OS DESAFIOS DE SER UM(A) POR TODOS
Por família monoparental entende-se aquela que é constituída por um único adulto a viver com crianças e/ou jovens. Aqui incluem-se os casos de pais ou mães solteiros, de um pai ou de uma mãe que ficou sozinho/a com os filhos por motivos de viuvez ou divórcio (com ausência constante da outra parte), ou de uma avó, um tio, uma madrinha que ficou encarregada da criança, por exemplo. Todos estes cenários em nada são estranhos à sociedade atual, nem tão-pouco uma estreia na história que ainda estamos a escrever. “Ainda pensamos e olhamos para as famílias como algo que tem de ser tradicionalmente constituído por um pai e por uma mãe, mas o que os estudos e a própria ciência nos têm dito, por um lado, é que não tem de ser necessariamente assim. Há muitos séculos que rapazes e raparigas são educados apenas pela mãe, ou pelo pai, ou que são educados pela mãe e pela avó, por exemplo”, explica o psicólogo Daniel Cotrim**.

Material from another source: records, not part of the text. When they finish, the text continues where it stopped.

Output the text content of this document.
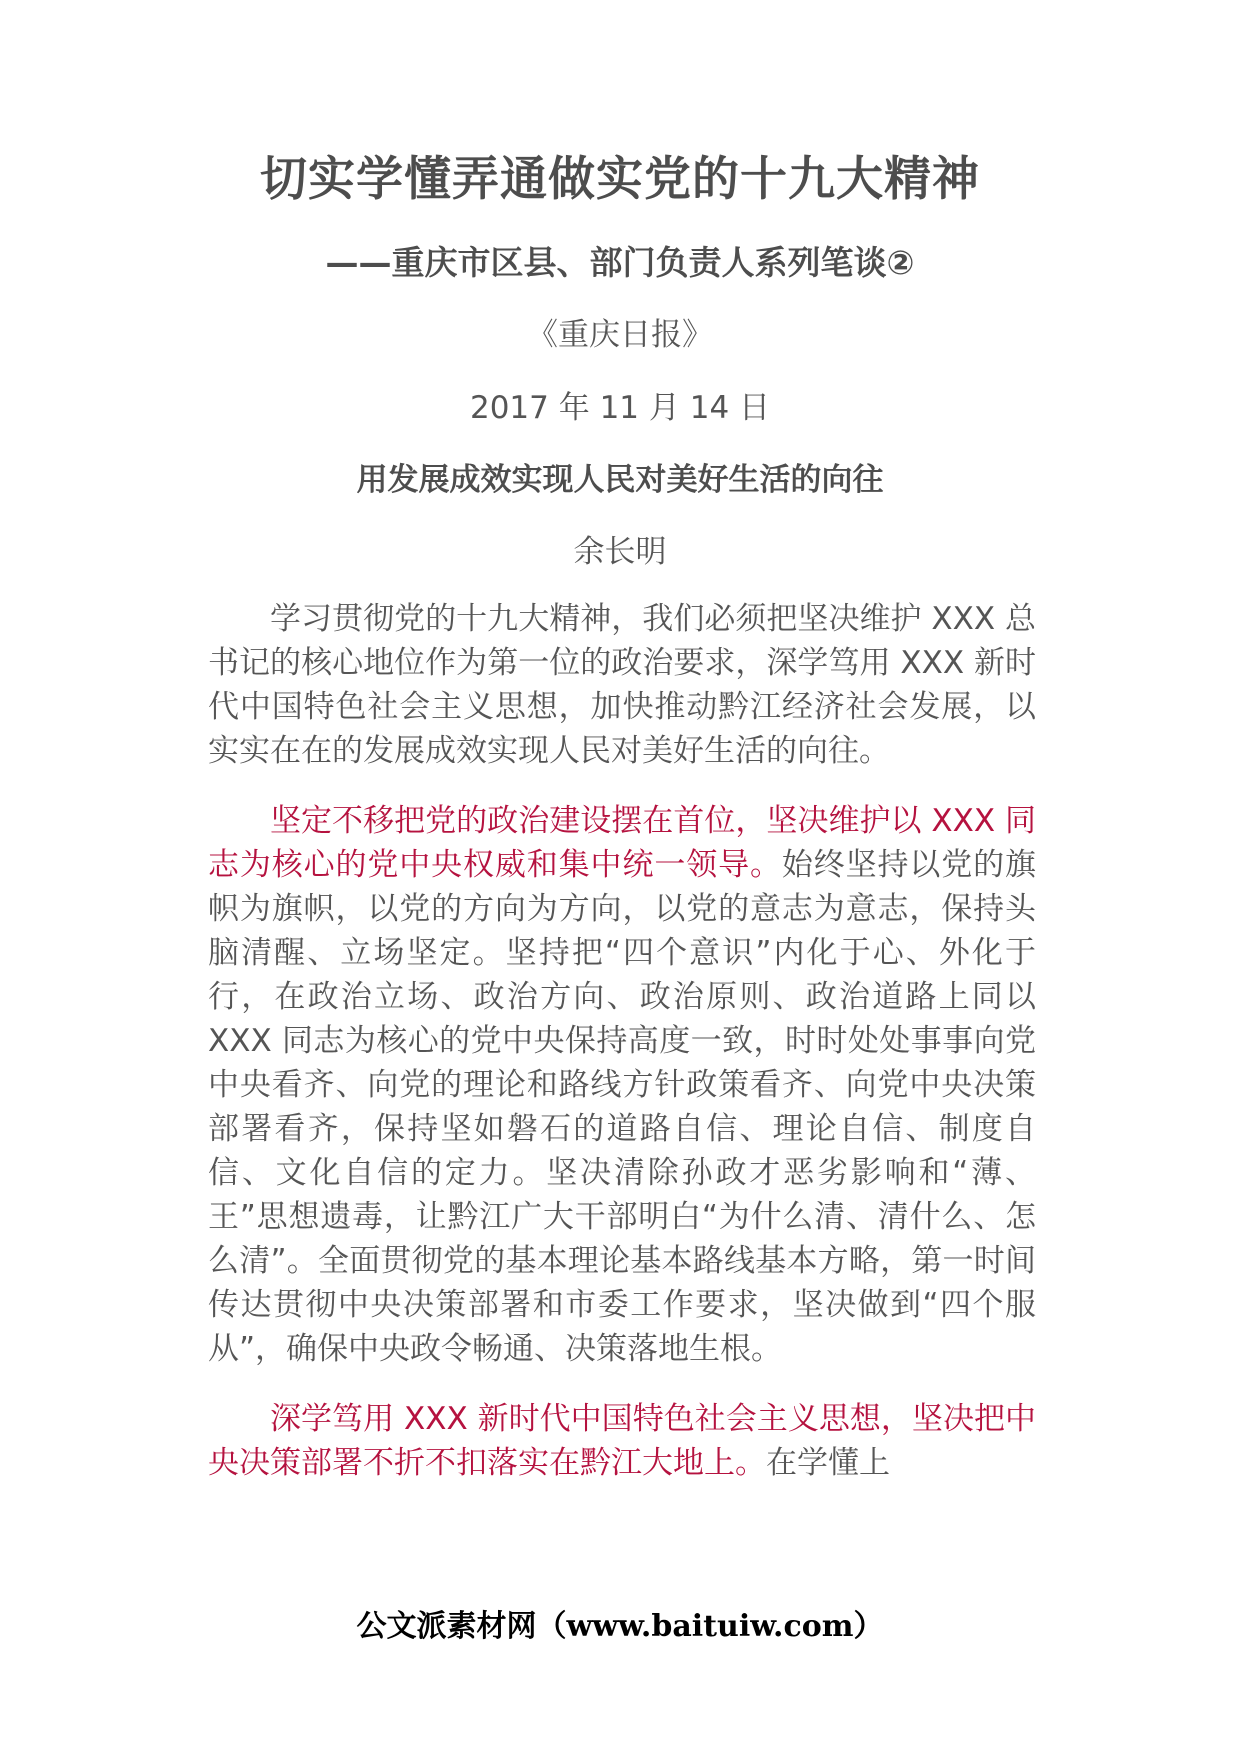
切实学懂弄通做实党的十九大精神
——重庆市区县、部门负责人系列笔谈②
《重庆日报》
2017 年 11 月 14 日
用发展成效实现人民对美好生活的向往
余长明

学习贯彻党的十九大精神，我们必须把坚决维护 XXX 总书记的核心地位作为第一位的政治要求，深学笃用 XXX 新时代中国特色社会主义思想，加快推动黔江经济社会发展，以实实在在的发展成效实现人民对美好生活的向往。

坚定不移把党的政治建设摆在首位，坚决维护以 XXX 同志为核心的党中央权威和集中统一领导。始终坚持以党的旗帜为旗帜，以党的方向为方向，以党的意志为意志，保持头脑清醒、立场坚定。坚持把“四个意识”内化于心、外化于行，在政治立场、政治方向、政治原则、政治道路上同以 XXX 同志为核心的党中央保持高度一致，时时处处事事向党中央看齐、向党的理论和路线方针政策看齐、向党中央决策部署看齐，保持坚如磐石的道路自信、理论自信、制度自信、文化自信的定力。坚决清除孙政才恶劣影响和“薄、王”思想遗毒，让黔江广大干部明白“为什么清、清什么、怎么清”。全面贯彻党的基本理论基本路线基本方略，第一时间传达贯彻中央决策部署和市委工作要求，坚决做到“四个服从”，确保中央政令畅通、决策落地生根。

深学笃用 XXX 新时代中国特色社会主义思想，坚决把中央决策部署不折不扣落实在黔江大地上。在学懂上

公文派素材网（www.baituiw.com）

Segundo os mais recentes dados do Instituto Nacional de Estatística, em 2018, Portugal tinha 460 316 famílias monoparentais, de um total de 4 144 619 agregados domésticos privados. De acordo com os dados da Pordata, atualizados em 2019, 87% das famílias monoparentais são constituídas por um adulto do sexo feminino. Mesmo quando se trata de uma escolha, como ser pai ou mãe solteiro, ser a figura adulta de uma família monoparental não é fácil. Mas se em causa está a perda da outra figura (em caso de morte), o desafio fica ainda mais complexo, pois, além de lidar com a própria dor, há que assumir o papel de escudo protetor da criança para evitar qualquer tipo de sofrimento. Para Daniel Cotrim, “o facto de ter de decidir sozinho enquanto pai, mãe ou educador, obriga a desenvolver uma grande capacidade de resolução de problemas, o que implica ser capaz de gerir a independência que isso traz também. Quando existem os dois membros, consegue dividir-se a dificuldade da tomada de decisão. Contudo, por vezes, nestas situações [de monoparentalidade], as decisões são muito solitárias, ou seja, o momento de tomada de decisão é um momento de muita solidão, o que aumenta o tempo de trabalho [enquanto figura de referência na família] e faz que passe para segundo plano as suas próprias necessidades enquanto pessoa, porque tem de responder primeiramente às necessidades dos seus filhos. Por outro lado, há a dificuldade de poder discutir soluções em conjunto. Nas famílias monoparentais não existe espaço para a cooperação, para partilhar a educação das crianças, mas isso não é necessariamente mau, porque são famílias muito mais flexíveis. Sabendo colocar o adulto no lugar do
adulto e o filho no lugar do filho, as decisões podem ser tomadas com a ajuda das crianças, o que lhes dá uma responsabilidade positiva no crescimento, pois sentem-se importantes e valorizadas”. No caso das famílias monoparentais – tal como no caso das famílias homoparentais, como vamos ver mais à frente –, verifica-se a não obrigatoriedade de existir a figura de um pai ou de uma mãe. E terá isso impacto do ponto de vista emocional e psicológico na criança? Para a psicóloga e teen coach Cristina Valente, “como profissional, preocupa-me bastante mais uma criança que tem os pais presentes fisicamente mas distantes emocionalmente, algo que está a tornar-se transversal à nossa sociedade. Para a criança, na verdade, basta que ela tenha um dos pais ou um outro adulto estruturado na sua vida. A ausência de um dos progenitores pode implicar dor, mas não deve implicar sofrimento”.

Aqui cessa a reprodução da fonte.